For the week May corn fell 35½, December corn lost 20¢, May soybeans plunged 31½, November soybeans dropped 30¼, May soybean meal was down $3.70 per short ton, May soybean oil plunged 322 points, May hard red winter wheat sunk 48¾, May soft red winter wheat lost 48¼, and May hard red spring wheat fell 47½.
Corn futures had a lower weekly close for a second straight week caught up in the melt down in the entire grain complex.
After several weeks of being bullish on corn, Jerry Gulke, president of the Gulke Group, bought protection against downside risk in the market.
“We bought July $4.90 puts for 7¢,” he says. “We did an extra 45% of our new crop, which put me at a point where that’s probably the biggest move that I’ve made, but it was cheap. I knew my risk.”
What changed his mind about the corn market after being bullish for so long?
Gulke says it was in large part due to a report USDA released in mid-February prior to the USDA Ag Outlook Forum which was held Feb. 27-28.
The report is released by the Interagency Projections Committee consisting of the World Outlook Board, Economic Research Service, Farm Service Agency, the USDA Chief Economist, OMB and RMA, among some others of lesser importance.
The outlook is model based and done for budgetary purposes and assumes normal weather conditions to come up with baseline predictions.
“What they used was the October WASDE report,” he explains. “Then, from an economics viewpoint, they used the economic conditions as they saw them in late August.
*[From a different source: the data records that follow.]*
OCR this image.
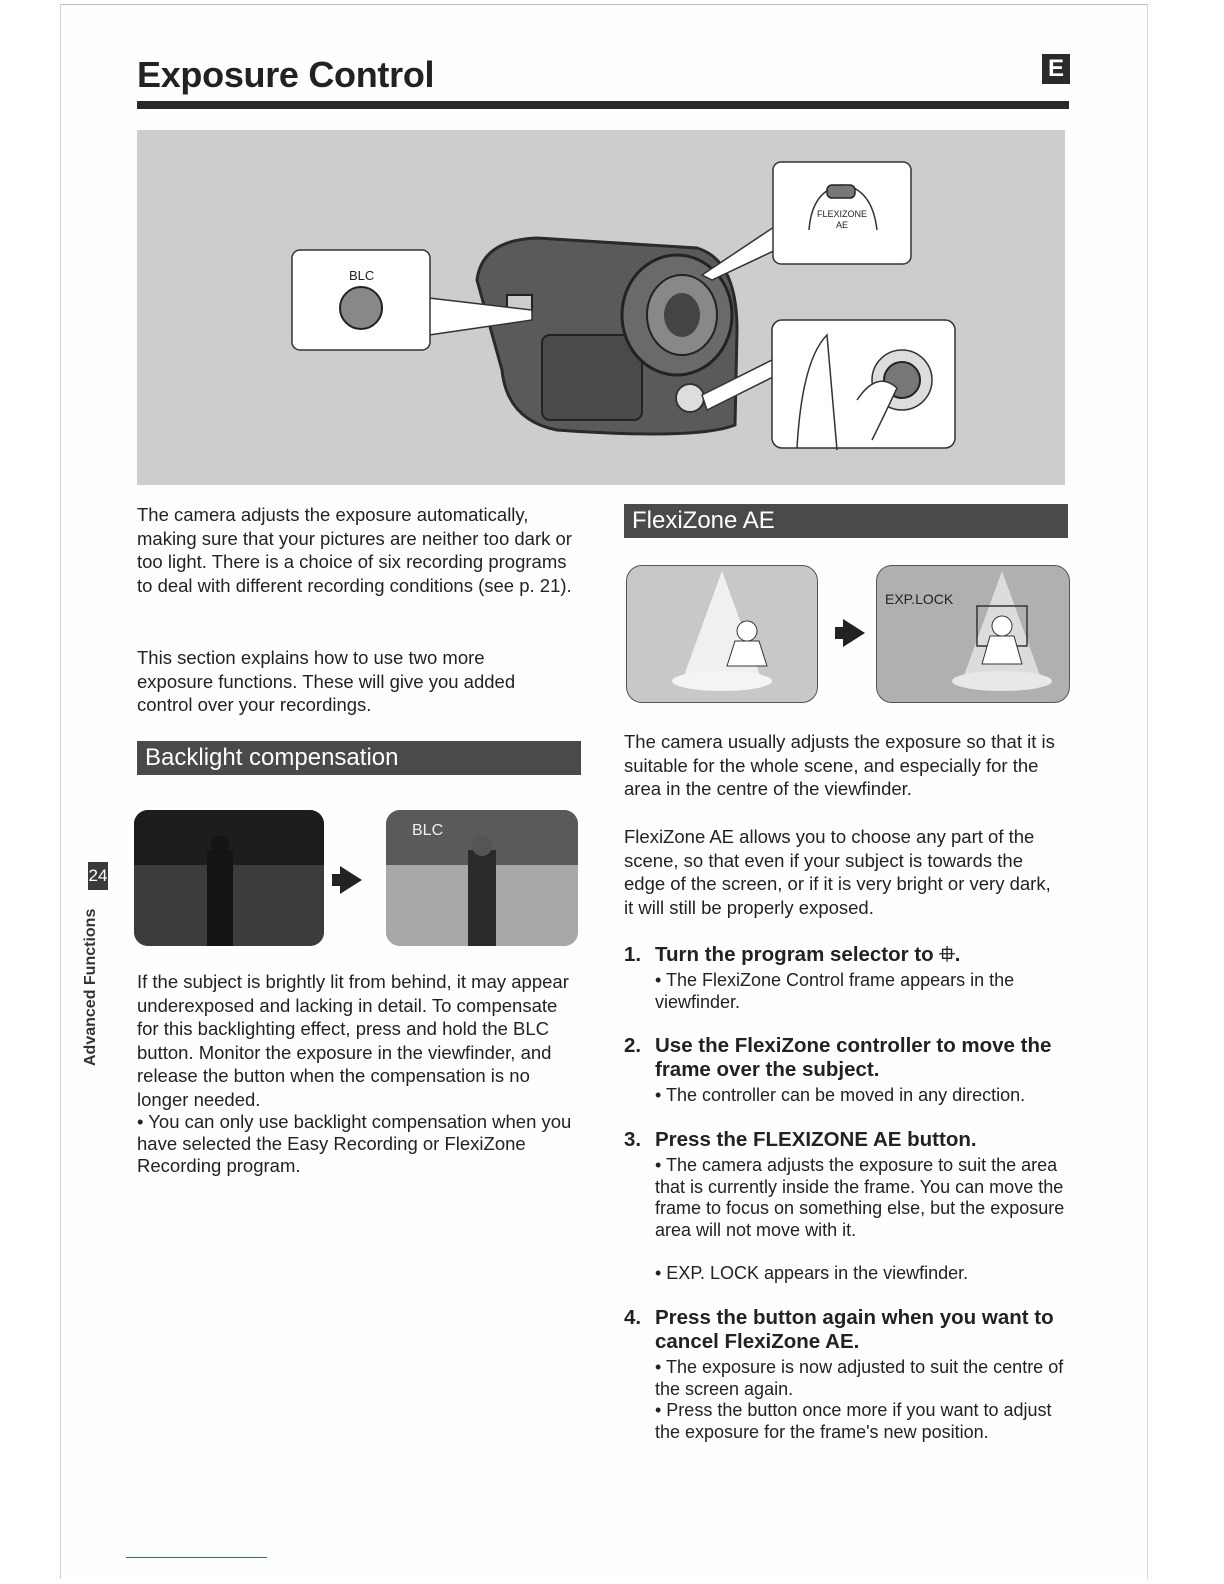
Exposure Control	E
BLC
FLEXIZONE
AE
The camera adjusts the exposure automatically, making sure that your pictures are neither too dark or too light. There is a choice of six recording programs to deal with different recording conditions (see p. 21).
This section explains how to use two more exposure functions. These will give you added control over your recordings.
Backlight compensation
BLC
If the subject is brightly lit from behind, it may appear underexposed and lacking in detail. To compensate for this backlighting effect, press and hold the BLC button. Monitor the exposure in the viewfinder, and release the button when the compensation is no longer needed.
• You can only use backlight compensation when you have selected the Easy Recording or FlexiZone Recording program.
24
Advanced Functions
FlexiZone AE
EXP.LOCK
The camera usually adjusts the exposure so that it is suitable for the whole scene, and especially for the area in the centre of the viewfinder.
FlexiZone AE allows you to choose any part of the scene, so that even if your subject is towards the edge of the screen, or if it is very bright or very dark, it will still be properly exposed.
1. Turn the program selector to ⯐.
• The FlexiZone Control frame appears in the viewfinder.
2. Use the FlexiZone controller to move the frame over the subject.
• The controller can be moved in any direction.
3. Press the FLEXIZONE AE button.
• The camera adjusts the exposure to suit the area that is currently inside the frame. You can move the frame to focus on something else, but the exposure area will not move with it.
• EXP. LOCK appears in the viewfinder.
4. Press the button again when you want to cancel FlexiZone AE.
• The exposure is now adjusted to suit the centre of the screen again.
• Press the button once more if you want to adjust the exposure for the frame's new position.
And you and I have been talking about that, the markets bottomed in late August.”
Gulke says that report was released last week.
It showed expectations for 2025/26 of 92.0 million planted acres of corn, 182-bu. yield, demand at 15.06 billion bushels, yielding an ending stocks figure of 2.269 billion bushels.
Fast forward to Feb. 27 and USDA adjusted the numbers for the Ag Outlook Forum raising prospective corn acreage 3.4 million acres from last season’s final to 94 million.
With a yield of 181 bu., the agency also projected a record corn production estimate of 15.59 billion bushels and an increase in ending stocks by 425 million bushels to 1.965 billion bushels.
Gulke says with the committee and USDA both using data from August and October of 2024 the numbers are not current and could be inaccurate because corn prices hit their contract lows late in August.
Additionally, he says it is worth considering whether the Trump administration’s Department of Government Efficiency (DOGE) should evaluate the return on investment of such an analysis, given the four months required to gather data and produce a report.
Gulke says USDA has missed the market on these same figures in the past.
He points out that one year ago the report suggested corn planted area of 91 million acres with a yield of 181 bu. for crop year 2024/25 — the one we are in now.
Ending stocks were projected to be 2.616 billion bushels with total demand of 14.56 billion bushels.
In the final report in January, corn acreage settled out at 90.6 million, yield was at 179 bu. with ending stocks at 1.535 billion bushels and demand at 15.115 billion bushels.
Gulke says this leaves him skeptical about the accuracy of USDA’s projections for the new season.
In fact, he thinks corn acreage could be higher than 94 million and closer to 96 because the corn:soybean ratio shifted from 2.357 in late August to 2.25, with crop insurance favoring corn.
With that in mind, and the inability of nearby corn to close above $5 after several attempts, it signaled to him a top was forming.
Did the tariff news or the turmoil between President Donald Trump and Ukrainian President Volodymyr Zelenskyy have anything to do with this week’s sell off in corn and the rest of the grain and oilseed complex?
Gulke says he’s not so sure, and that’s not what the stock market signaled with its recovery late in the day on Friday.